Une première raison tient à la persistance de rendements des titres souverains relativement élevés dans des pays comme l’Italie, l’Espagne ou le Portugal, qui ont pu inciter les banques de ces pays à investir dans ces titres, plutôt que de déposer leur liquidité à un taux moins rémunérateur auprès de la banque centrale. À mesure que les rendements des titres souverains de ces pays ont baissé, cet arbitrage a pu disparaître, conduisant à un report des investissements des banques en question vers des titres davantage rémunérateurs, émis pour une bonne part hors de la zone euro (d’où une augmentation tendancielle des flux de liquidité se dirigeant vers les centres financiers des pays « cœur »).
Rôle de la géographie des comptes des contreparties de l’Eurosystème
Une seconde raison, plus structurelle, tient aux flux de liquidité induits par les achats conduits par l’Eurosystème auprès de contreparties hors zone euro, dont les comptes de règlement se trouvent concentrés essentiellement dans les centres financiers de quelques pays de la zone euro.

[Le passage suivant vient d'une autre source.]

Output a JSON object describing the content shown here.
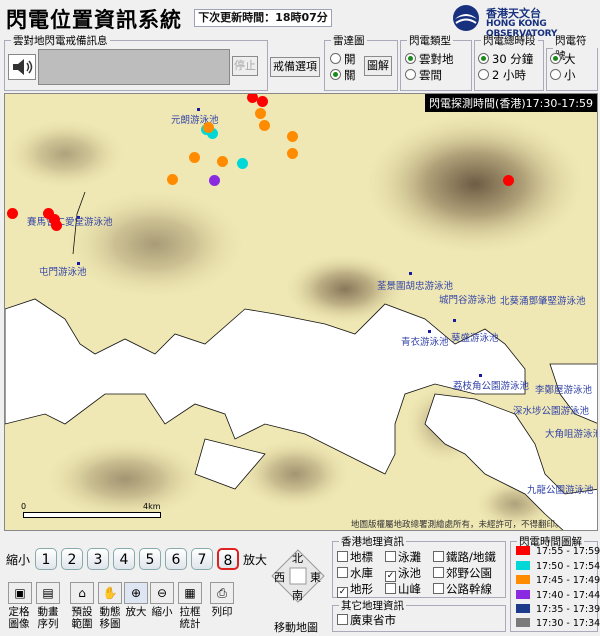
{
  "app_title": "閃電位置資訊系統",
  "update_text": "下次更新時間：18時07分",
  "logo": {
    "zh": "香港天文台",
    "en": "HONG KONG OBSERVATORY"
  },
  "alert_panel": {
    "legend": "雲對地閃電戒備訊息",
    "stop_label": "停止",
    "options_button": "戒備選項"
  },
  "radar_panel": {
    "legend": "雷達圖",
    "options": [
      "開",
      "關"
    ],
    "selected": 1,
    "legend_button": "圖解"
  },
  "lightning_type": {
    "legend": "閃電類型",
    "options": [
      "雲對地",
      "雲間"
    ],
    "selected": 0
  },
  "lightning_period": {
    "legend": "閃電總時段",
    "options": [
      "30 分鐘",
      "2 小時"
    ],
    "selected": 0
  },
  "lightning_symbol": {
    "legend": "閃電符號",
    "options": [
      "大",
      "小"
    ],
    "selected": 0
  },
  "map": {
    "time_label": "閃電探測時間(香港)17:30-17:59",
    "scale_start": "0",
    "scale_end": "4km",
    "copyright": "地圖版權屬地政總署測繪處所有，未經許可，不得翻印。",
    "pools": [
      "元朗游泳池",
      "賽馬會仁愛堂游泳池",
      "屯門游泳池",
      "荃景圍胡忠游泳池",
      "城門谷游泳池",
      "北葵涌鄧肇堅游泳池",
      "葵盛游泳池",
      "青衣游泳池",
      "荔枝角公園游泳池",
      "李鄭屋游泳池",
      "深水埗公園游泳池",
      "大角咀游泳池",
      "九龍公園游泳池"
    ]
  },
  "zoom": {
    "shrink_label": "縮小",
    "enlarge_label": "放大",
    "levels": [
      "1",
      "2",
      "3",
      "4",
      "5",
      "6",
      "7",
      "8"
    ],
    "selected": "8"
  },
  "tools": [
    {
      "label": "定格\n圖像",
      "icon": "still-image-icon"
    },
    {
      "label": "動畫\n序列",
      "icon": "film-icon"
    },
    {
      "label": "預設\n範圍",
      "icon": "home-icon"
    },
    {
      "label": "動態\n移圖",
      "icon": "hand-icon"
    },
    {
      "label": "放大",
      "icon": "zoom-in-icon"
    },
    {
      "label": "縮小",
      "icon": "zoom-out-icon"
    },
    {
      "label": "拉框\n統計",
      "icon": "box-stats-icon"
    },
    {
      "label": "列印",
      "icon": "printer-icon"
    }
  ],
  "compass": {
    "north": "北",
    "south": "南",
    "east": "東",
    "west": "西",
    "label": "移動地圖"
  },
  "geo_panel": {
    "legend": "香港地理資訊",
    "items": [
      {
        "label": "地標",
        "checked": false
      },
      {
        "label": "泳灘",
        "checked": false
      },
      {
        "label": "鐵路/地鐵",
        "checked": false
      },
      {
        "label": "水庫",
        "checked": false
      },
      {
        "label": "泳池",
        "checked": true
      },
      {
        "label": "郊野公園",
        "checked": false
      },
      {
        "label": "地形",
        "checked": true
      },
      {
        "label": "山峰",
        "checked": false
      },
      {
        "label": "公路幹線",
        "checked": false
      }
    ]
  },
  "other_panel": {
    "legend": "其它地理資訊",
    "items": [
      {
        "label": "廣東省市",
        "checked": false
      }
    ]
  },
  "time_legend": {
    "legend": "閃電時間圖解",
    "rows": [
      {
        "label": "17:55 - 17:59",
        "color": "#ff0000"
      },
      {
        "label": "17:50 - 17:54",
        "color": "#00d8d8"
      },
      {
        "label": "17:45 - 17:49",
        "color": "#ff8c00"
      },
      {
        "label": "17:40 - 17:44",
        "color": "#8a2be2"
      },
      {
        "label": "17:35 - 17:39",
        "color": "#1e3a8a"
      },
      {
        "label": "17:30 - 17:34",
        "color": "#7a7a7a"
      }
    ]
  },
  "strike_colors": {
    "red": "#ff0000",
    "orange": "#ff8c00",
    "cyan": "#00d8d8",
    "purple": "#8a2be2"
  }
}
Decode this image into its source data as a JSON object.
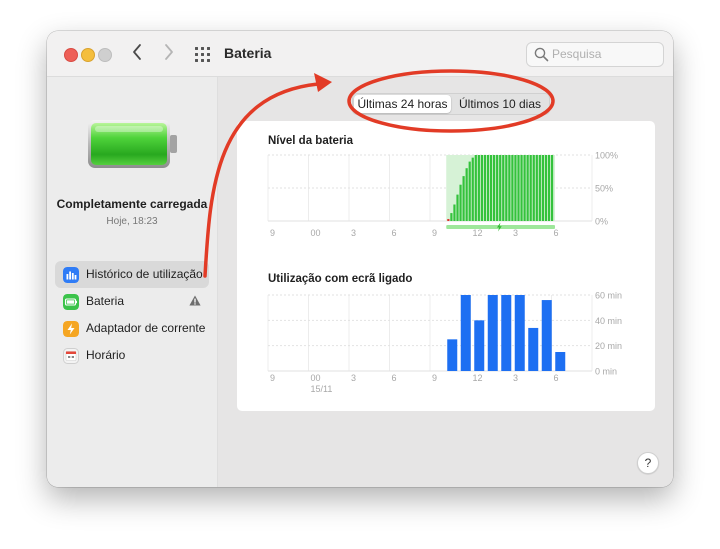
{
  "window": {
    "title": "Bateria",
    "search_placeholder": "Pesquisa",
    "help_label": "?"
  },
  "sidebar": {
    "status_title": "Completamente carregada",
    "status_time": "Hoje, 18:23",
    "items": [
      {
        "label": "Histórico de utilização",
        "icon": "bar-chart-icon",
        "color": "#2f7cf6",
        "selected": true
      },
      {
        "label": "Bateria",
        "icon": "battery-icon",
        "color": "#3bc34a",
        "warning": true
      },
      {
        "label": "Adaptador de corrente",
        "icon": "bolt-icon",
        "color": "#f5a623"
      },
      {
        "label": "Horário",
        "icon": "calendar-icon",
        "color": "#e8e8e8"
      }
    ]
  },
  "tabs": [
    {
      "label": "Últimas 24 horas",
      "active": true
    },
    {
      "label": "Últimos 10 dias",
      "active": false
    }
  ],
  "chart_data": [
    {
      "type": "bar",
      "title": "Nível da bateria",
      "x_tick_labels": [
        "9",
        "00",
        "3",
        "6",
        "9",
        "12",
        "3",
        "6"
      ],
      "y_tick_labels": [
        "100%",
        "50%",
        "0%"
      ],
      "ylim": [
        0,
        100
      ],
      "unit": "%",
      "values": [
        3,
        12,
        25,
        40,
        55,
        68,
        80,
        90,
        96,
        100,
        100,
        100,
        100,
        100,
        100,
        100,
        100,
        100,
        100,
        100,
        100,
        100,
        100,
        100,
        100,
        100,
        100,
        100,
        100,
        100,
        100,
        100,
        100,
        100,
        100
      ],
      "low_color": "#e0322e",
      "bar_color": "#34c23c",
      "charging_background": "#d6f2d6",
      "charging_strip_color": "#9ee79b"
    },
    {
      "type": "bar",
      "title": "Utilização com ecrã ligado",
      "x_tick_labels": [
        "9",
        "00",
        "3",
        "6",
        "9",
        "12",
        "3",
        "6"
      ],
      "date_label": "15/11",
      "y_tick_labels": [
        "60 min",
        "40 min",
        "20 min",
        "0 min"
      ],
      "ylim": [
        0,
        60
      ],
      "unit": "min",
      "values": [
        25,
        60,
        40,
        60,
        60,
        60,
        34,
        56,
        15
      ],
      "bar_color": "#1d6ff2"
    }
  ],
  "annotation": {
    "color": "#e23b26"
  }
}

Le graphique 3 indique ainsi que l’APP a entraîné des flux de liquidité importants vers les comptes ouverts en Allemagne et, dans une moindre mesure, en France. La circulation de liquidité semble ensuite avoir lieu vers un nombre limité de pays, notamment vers les Pays-Bas. Le Luxembourg est quant à lui un pôle financier majeur, avec la présence de nombreux gestionnaires d’actifs. Quant à la Finlande, elle concentre notamment les comptes des institutions scandinaves hors zone euro. Cela confirme qu’après 2015, la polarisation des flux de liquidité vers quelques pays « cœur » n’a pas tenu à une recrudescence de l’aversion au risque mais aux choix des principales contreparties de l’Eurosystème.
Graphique 3 : Redistribution de la liquidité induite par l’APP, de l’achat des titres à l’excédent de liquidité par pays
Sources : BCE (2017)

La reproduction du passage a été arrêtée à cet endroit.